How Safe Are Employees in the Workplace?

When it comes to your industrial systems, do you ever pay attention to the nitty-gritty? For example, do you take the time to replace the air compressor filter? There’s a good reason to maintain your most essential pieces of equipment: it’s part of worker safety.

Illness in the Workplace

Many workers suffer injuries from falling and slipping. Others can develop musculoskeletal disorders due to repetitive movements.

These, though, are not the only explanations why employees can leave their workplace or, worse, become disabled. So do illnesses, especially work-related lung diseases. These include:

  • Asbestos-related disease such as mesothelioma
  • Lung cancer
  • Chronic obstructive pulmonary disorder (COPD)
  • Adult-onset asthma

Mesothelioma is a type of cancer that affects the lining of the lungs. Almost always, the cause is exposure to asbestos.

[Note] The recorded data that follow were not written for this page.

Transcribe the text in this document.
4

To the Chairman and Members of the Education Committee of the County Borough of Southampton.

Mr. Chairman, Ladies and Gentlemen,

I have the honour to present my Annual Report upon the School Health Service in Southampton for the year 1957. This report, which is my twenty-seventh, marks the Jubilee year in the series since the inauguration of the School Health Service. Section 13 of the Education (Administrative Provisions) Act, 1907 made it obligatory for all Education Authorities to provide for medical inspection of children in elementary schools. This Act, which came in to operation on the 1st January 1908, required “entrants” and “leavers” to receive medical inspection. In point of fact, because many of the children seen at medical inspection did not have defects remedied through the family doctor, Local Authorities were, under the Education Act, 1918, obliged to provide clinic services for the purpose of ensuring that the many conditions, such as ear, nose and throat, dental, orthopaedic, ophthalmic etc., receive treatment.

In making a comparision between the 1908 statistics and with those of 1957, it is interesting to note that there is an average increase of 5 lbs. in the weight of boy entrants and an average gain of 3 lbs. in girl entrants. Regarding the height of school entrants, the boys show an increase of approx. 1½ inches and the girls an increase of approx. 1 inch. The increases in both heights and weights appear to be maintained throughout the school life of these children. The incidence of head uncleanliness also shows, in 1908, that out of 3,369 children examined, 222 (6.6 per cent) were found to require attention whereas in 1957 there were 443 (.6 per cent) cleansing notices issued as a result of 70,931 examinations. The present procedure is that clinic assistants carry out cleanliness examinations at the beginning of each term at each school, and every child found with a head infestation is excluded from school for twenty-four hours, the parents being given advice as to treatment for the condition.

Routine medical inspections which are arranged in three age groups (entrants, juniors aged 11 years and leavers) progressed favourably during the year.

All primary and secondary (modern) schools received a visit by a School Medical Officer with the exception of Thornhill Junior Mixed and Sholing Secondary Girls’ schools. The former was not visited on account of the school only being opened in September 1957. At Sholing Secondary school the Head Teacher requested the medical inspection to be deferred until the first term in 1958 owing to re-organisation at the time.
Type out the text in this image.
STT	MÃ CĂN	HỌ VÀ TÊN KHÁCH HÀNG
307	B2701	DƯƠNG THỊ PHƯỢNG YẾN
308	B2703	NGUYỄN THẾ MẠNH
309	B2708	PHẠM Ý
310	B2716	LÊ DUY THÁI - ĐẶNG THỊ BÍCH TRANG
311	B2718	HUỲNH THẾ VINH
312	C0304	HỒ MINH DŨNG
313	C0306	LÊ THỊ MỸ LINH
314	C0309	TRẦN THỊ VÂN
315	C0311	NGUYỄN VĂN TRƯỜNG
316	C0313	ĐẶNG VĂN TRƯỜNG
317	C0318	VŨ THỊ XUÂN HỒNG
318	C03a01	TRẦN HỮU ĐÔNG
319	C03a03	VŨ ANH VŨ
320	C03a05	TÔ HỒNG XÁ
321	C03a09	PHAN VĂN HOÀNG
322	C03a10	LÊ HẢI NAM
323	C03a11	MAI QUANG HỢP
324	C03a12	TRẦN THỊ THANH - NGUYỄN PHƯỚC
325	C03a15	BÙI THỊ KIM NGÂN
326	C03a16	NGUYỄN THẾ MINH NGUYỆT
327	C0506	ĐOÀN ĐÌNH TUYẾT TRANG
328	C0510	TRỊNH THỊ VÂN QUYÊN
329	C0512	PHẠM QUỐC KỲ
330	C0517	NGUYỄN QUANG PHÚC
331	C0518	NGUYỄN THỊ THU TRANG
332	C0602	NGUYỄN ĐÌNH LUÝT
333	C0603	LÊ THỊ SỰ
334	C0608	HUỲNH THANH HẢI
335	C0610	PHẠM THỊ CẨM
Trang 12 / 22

Asbestos used to be a popular insulation material in many homes and buildings. It’s also generally safe until it crumbles. When it does, its tiny fibers can penetrate the lungs. It can even lead to secondary exposure, such as when others touch the clothing of people working with asbestos.

It usually takes as long as ten years before the symptoms of the disease appear. Sadly, it has a high mortality rate due to late diagnosis.

Meanwhile, smoking remains the most significant risk factor for lung cancer. Following that is exposure to harmful chemicals. About 30% of the reported cases might be because of the contaminants in the workplace.

COPD refers to a cluster of diseases characterized by difficulty in breathing. It is a progressive condition that might have no cure. Smoking is still a factor, but air pollution in the workplace is another.

At least 15% of adult-onset asthma occurs because of the hazardous substances at work. It can be less deadly than the others on the list, but its economic impact can be severe.

According to the 2015 data shared by Asthma Australia, the average cost of the disease was a whopping $11,000 for each person. It was also responsible for over $72.9 million lost income of carers and $1.1 billion in productivity loss. About $24.7 billion can be attributed to premature death and disability.

What’s the Problem with Air Compressors?

Air Compressor

These work-related lung diseases are usually common in specific industries such as construction and mining, particularly coal mining. This might explain why not everyone considers air compressor systems as contributors. But they can increase the risk of these health issues among workers.

Air compressors, whether as part of an HVAC system or as a pneumatic application, has many uses. They also have disadvantages. One of these is they don’t suck up dirt but rather distribute it to other surfaces. When someone mishandles it, they can send small hard objects flying directly across the face.

They can also accumulate dust, dirt, and even bacteria. When a workplace has a networked HVAC system, then these contaminants can quickly spread.

While they might not cause or increase the risk of lung diseases immediately, they can do so gradually. This is especially since employees spend an average of 40 hours a week in the workplace.

Any business’s biggest asset is its human resource. It’s only right a business owner explores all methods of worker safety, including maintaining their equipment.